ISLANDS OF DESIGN
In 1867 one of the oldest and best-preserved samples of textiles in Britain was found in Orkney. The unusually designed and rare artefact was found in a peat bog near the farm of Groatsetter, in Tankerness. Radiocarbon testing has dated it from the Iron Age between AD250 - AD615.
Known as the ‘Orkney Hood’ it is a fringed woollen hooded cloak which is believed to have been designed for a child. It is in remarkable condition for an article of clothing that is nearing 2,000 years old. The lack of oxygen in the peat bog helped to nearly halt decay and keep it preserved. Testing has shown that the wool had not been dyed and came from naturally brown fleeces, possibly a Shetland breed. The fringed section is thought to have been recycled from an earlier garment and shows some Danish influences.

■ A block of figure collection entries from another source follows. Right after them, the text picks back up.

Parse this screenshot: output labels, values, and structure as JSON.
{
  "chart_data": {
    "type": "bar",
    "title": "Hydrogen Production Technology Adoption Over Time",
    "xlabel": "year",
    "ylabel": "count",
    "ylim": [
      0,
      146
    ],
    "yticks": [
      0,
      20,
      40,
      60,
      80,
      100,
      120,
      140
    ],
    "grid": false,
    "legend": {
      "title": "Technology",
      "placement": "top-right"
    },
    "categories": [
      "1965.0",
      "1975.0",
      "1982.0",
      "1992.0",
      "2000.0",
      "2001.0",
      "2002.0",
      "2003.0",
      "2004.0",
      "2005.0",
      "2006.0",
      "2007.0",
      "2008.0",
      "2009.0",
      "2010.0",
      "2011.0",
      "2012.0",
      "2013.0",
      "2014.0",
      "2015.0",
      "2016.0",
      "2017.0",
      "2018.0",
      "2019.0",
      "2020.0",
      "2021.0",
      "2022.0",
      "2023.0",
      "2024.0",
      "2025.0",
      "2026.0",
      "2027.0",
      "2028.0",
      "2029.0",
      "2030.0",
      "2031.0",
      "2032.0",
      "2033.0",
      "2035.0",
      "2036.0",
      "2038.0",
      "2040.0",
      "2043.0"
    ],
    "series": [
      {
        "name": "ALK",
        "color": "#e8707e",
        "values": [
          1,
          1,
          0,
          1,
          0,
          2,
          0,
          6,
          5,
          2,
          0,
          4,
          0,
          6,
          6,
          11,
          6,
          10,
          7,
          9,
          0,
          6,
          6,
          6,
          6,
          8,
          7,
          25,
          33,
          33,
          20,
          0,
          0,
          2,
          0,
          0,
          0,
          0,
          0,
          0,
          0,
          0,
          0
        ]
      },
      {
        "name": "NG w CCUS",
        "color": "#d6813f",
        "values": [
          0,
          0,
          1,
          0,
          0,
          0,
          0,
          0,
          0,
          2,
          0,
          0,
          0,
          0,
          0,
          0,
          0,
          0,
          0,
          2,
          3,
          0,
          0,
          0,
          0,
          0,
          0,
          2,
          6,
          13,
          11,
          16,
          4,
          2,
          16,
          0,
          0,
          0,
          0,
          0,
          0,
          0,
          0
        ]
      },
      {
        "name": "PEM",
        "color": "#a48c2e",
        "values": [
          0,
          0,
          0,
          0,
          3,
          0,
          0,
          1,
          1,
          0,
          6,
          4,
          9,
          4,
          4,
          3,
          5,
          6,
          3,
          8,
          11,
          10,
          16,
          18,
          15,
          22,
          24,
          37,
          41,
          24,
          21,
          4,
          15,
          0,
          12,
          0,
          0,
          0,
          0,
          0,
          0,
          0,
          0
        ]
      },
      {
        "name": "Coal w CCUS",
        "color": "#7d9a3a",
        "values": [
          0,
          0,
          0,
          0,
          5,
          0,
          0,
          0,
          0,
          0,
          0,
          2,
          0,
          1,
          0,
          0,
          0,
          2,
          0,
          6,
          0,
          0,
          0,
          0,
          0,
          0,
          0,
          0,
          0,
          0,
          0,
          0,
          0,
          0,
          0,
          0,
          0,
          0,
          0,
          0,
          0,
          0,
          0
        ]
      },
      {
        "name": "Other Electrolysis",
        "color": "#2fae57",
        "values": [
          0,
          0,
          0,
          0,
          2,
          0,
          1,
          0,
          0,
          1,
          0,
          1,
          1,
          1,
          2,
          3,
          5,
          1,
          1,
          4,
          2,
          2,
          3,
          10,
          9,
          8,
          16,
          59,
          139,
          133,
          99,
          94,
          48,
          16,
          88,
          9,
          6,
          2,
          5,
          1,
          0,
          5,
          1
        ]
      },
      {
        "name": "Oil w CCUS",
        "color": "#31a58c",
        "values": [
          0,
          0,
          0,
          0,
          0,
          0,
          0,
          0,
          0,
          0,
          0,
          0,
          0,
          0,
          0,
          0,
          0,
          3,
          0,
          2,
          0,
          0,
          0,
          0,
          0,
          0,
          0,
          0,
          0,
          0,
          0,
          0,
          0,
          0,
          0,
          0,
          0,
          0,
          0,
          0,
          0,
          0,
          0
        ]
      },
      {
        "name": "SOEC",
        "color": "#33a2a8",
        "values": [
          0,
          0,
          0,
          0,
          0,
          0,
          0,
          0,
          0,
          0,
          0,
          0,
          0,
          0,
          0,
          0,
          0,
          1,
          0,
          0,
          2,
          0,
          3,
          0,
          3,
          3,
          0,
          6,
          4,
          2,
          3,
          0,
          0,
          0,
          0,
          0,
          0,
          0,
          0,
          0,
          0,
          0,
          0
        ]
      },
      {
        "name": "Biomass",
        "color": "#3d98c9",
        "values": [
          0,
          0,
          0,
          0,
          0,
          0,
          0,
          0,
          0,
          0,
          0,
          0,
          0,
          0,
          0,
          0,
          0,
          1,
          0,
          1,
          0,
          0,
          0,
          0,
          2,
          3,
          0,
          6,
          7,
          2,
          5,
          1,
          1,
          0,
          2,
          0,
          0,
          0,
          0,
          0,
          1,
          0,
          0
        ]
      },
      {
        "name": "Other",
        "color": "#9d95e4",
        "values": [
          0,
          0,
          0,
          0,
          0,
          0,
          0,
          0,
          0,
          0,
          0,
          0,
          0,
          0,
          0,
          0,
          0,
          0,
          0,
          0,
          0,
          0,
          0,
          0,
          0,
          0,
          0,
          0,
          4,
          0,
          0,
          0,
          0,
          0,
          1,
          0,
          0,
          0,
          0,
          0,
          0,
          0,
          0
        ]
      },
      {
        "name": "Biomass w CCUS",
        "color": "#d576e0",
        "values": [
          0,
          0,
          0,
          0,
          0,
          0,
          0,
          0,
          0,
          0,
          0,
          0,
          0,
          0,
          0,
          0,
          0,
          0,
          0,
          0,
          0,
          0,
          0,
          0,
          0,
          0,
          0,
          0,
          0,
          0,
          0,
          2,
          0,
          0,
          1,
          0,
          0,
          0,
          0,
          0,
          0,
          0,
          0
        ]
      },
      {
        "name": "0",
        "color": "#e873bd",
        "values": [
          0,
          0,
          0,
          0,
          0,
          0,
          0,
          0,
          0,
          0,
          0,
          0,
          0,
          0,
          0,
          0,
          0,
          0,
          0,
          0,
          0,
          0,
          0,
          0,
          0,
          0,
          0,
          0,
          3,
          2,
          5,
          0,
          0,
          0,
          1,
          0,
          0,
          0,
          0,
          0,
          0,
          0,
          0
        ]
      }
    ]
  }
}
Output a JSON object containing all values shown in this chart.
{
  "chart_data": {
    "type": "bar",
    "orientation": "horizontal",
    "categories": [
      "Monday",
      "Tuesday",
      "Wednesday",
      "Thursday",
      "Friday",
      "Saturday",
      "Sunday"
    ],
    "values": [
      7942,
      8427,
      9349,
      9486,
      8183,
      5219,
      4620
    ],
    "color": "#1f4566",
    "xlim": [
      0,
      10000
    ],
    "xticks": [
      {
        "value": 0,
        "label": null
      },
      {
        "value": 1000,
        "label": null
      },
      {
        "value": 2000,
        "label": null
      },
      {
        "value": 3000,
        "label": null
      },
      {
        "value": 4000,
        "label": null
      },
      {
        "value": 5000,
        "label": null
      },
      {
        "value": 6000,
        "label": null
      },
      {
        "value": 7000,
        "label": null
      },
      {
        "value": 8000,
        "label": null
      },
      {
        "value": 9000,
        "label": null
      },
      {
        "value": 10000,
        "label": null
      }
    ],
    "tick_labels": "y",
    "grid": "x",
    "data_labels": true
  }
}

The ‘Sheshader Thing’ is an interesting piece of textile found in the peat at Sheshader, Isle of Lewis. The 'thing' is made from a compressed pad of cattle hair with several cords of twisted wool and plaited horse hair attached. It is dated to between 3200 and 2900 years ago. Its purpose is unknown and the use of different fibres in the one item is unusual. There have been many suggestions of how it could have been worn, possibly for ceremonial events.
One of the most extraordinary designers from the Outer Hebrides was Angus MacPhee. He was known as the Weaver of Grass and astonishingly created jackets, trousers, boots and other clothing from grass.
Angus was born in South Uist in 1916 and served in the Second World War. When he returned home he was diagnosed with a schizophrenic illness and he was admitted to Craig Dunain Hospital in Inverness, and this is where he remained for 50 years. His wonderful creations were not discovered until 1979 when they were found hidden behind a hedgerow by a visiting artist. As Angus remained mute throughout his stay in hospital, little is known about the inspiration for his woven designs.
Angus’s designs are similar to woven shoes found in both Orkney and Shetland, In Shetland they were sometimes used as slippers called smukks. They would be handmade as required, and replaced when they were worn-out. Sections were hand-twisted of straw, then plaited together.